There has always been an elite in this country. Boston Brahmins, New York’s “Old 400” families. The Roosevelts, Teddy, FDR and Eleanor. The east coast intelligentsia. Wall Street bankers.
The elite gets blurred with issues of class—the upper class of birth and the upper middle class of meritocracy. The latter includes smart people who write successful books, publish the news, who set and administer policy, who run corporations and things, in general.
This election added a new meaning to the term.
No longer is elite status an aspiration to work toward and celebrate in a child’s achievement. Now it expresses the parents’ alienation.
We think “the elites” look down on us.
If they do, the reason is education.
For generations, Americans have believed in education as the path to upward mobility. Public education. Higher education. Community education. Something more than job training. Gradually, that has slipped away.
Why does it matter? Because a rounded education gives us a lot more than job skills.
Such as, a fuller understanding of where we come from, how we fit into the story of our village, town, state and nation. How those stories fit into the story of the world.
No story is more fragile.
My ancestors came from Scotland, France and Germany. The American story that brought them together is an invention of the human mind.
We like to think it descended in pure form from our Founding Fathers, “the elite” of their time, as we imagine it. But in truth the story of America is altered continually, by every generation.
By every individual family that pulls away from community, by every schoolroom (public, private or home) that gives in to the seduction of propaganda when choosing texts to study.
It’s altered by every vote we cast.
The narrow definition of “the elites” as people who “don’t get it,” who “look down on us,” is a product of perception distorted by hidden purpose.
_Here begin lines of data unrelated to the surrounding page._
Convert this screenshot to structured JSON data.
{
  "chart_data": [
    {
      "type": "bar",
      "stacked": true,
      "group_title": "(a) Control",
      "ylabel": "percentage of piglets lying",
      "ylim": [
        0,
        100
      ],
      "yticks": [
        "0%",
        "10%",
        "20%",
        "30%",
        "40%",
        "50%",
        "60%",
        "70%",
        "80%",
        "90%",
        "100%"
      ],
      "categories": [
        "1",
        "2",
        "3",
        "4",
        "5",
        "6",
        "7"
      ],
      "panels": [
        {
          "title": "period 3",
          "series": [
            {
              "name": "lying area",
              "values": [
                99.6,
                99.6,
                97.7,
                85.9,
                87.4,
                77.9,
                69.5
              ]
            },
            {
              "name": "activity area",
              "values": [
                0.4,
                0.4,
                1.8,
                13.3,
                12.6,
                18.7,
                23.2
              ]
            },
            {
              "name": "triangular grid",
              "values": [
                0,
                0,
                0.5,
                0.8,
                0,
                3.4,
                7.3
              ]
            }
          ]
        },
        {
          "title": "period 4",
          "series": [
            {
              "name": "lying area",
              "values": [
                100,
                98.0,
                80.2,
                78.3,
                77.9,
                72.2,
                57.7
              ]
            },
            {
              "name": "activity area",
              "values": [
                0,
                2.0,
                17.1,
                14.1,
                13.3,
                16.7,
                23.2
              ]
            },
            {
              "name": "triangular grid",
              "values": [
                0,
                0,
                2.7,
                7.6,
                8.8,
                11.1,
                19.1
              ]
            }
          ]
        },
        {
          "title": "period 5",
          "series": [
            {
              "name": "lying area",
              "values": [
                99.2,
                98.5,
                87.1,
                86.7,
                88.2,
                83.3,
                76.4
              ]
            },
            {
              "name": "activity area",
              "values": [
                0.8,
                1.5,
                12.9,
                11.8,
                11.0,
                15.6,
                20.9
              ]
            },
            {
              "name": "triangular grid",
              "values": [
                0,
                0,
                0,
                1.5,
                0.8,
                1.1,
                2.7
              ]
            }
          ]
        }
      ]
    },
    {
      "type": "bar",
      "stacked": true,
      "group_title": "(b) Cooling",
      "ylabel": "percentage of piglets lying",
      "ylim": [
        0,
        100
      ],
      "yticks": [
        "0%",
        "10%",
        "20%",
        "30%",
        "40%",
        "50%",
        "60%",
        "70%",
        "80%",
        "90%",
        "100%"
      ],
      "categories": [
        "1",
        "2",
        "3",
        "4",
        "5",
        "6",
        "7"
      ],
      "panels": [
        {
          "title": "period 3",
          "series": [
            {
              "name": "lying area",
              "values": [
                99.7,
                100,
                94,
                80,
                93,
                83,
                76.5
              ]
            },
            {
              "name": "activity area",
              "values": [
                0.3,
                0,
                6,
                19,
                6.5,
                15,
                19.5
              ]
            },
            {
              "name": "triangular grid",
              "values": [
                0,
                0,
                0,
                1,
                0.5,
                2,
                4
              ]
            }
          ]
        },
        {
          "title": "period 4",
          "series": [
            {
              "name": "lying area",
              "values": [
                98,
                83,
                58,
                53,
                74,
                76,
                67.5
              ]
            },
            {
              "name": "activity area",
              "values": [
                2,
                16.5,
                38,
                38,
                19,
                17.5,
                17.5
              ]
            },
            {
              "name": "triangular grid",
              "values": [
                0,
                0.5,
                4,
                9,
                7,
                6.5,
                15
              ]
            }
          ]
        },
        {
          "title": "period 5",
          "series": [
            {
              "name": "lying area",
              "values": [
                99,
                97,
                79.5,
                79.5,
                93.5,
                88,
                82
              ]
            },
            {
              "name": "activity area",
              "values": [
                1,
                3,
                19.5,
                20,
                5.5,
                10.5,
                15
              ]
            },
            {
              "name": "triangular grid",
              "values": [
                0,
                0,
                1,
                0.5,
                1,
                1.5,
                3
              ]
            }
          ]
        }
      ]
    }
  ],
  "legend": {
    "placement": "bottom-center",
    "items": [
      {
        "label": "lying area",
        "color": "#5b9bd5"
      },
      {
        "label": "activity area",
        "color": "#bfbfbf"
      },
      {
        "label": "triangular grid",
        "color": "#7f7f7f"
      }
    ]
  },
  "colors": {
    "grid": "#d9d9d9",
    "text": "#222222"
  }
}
Very gradually it has risen to supplant the dream of our parents and grandparents for better lives defined by something more than the size of a television set or waist.
We don’t even know it is happening because we don’t have the education to decode it.
The father of modern advertising, a German named Goebbels, taught us that power can be gained by inventing an alternative “truth,” then repeating and repeating it. Imagine if he’d had the tools of social media and the internet to do that with.
We vote from our gut, not our minds. We vote by feelings created by the information we take in. From media, community, church and friends. From personal experience.
And all of it can be manipulated by one elite we didn’t notice.
The cynical elite who hovered behind the scenes in this past election, but whom we are coming to know all too well.
The popularizers of the alt-right, neo-Nazi fringe: Steve Bannon and Breitbart News.
And the billionaire outliers slated for Trump’s cabinet. Former Goldman Sachs traders, hedge fund managers, contrarian ideologues and more generals than most military juntas boast.
We spoiled children have set fire to our homeland without even a cave to run to.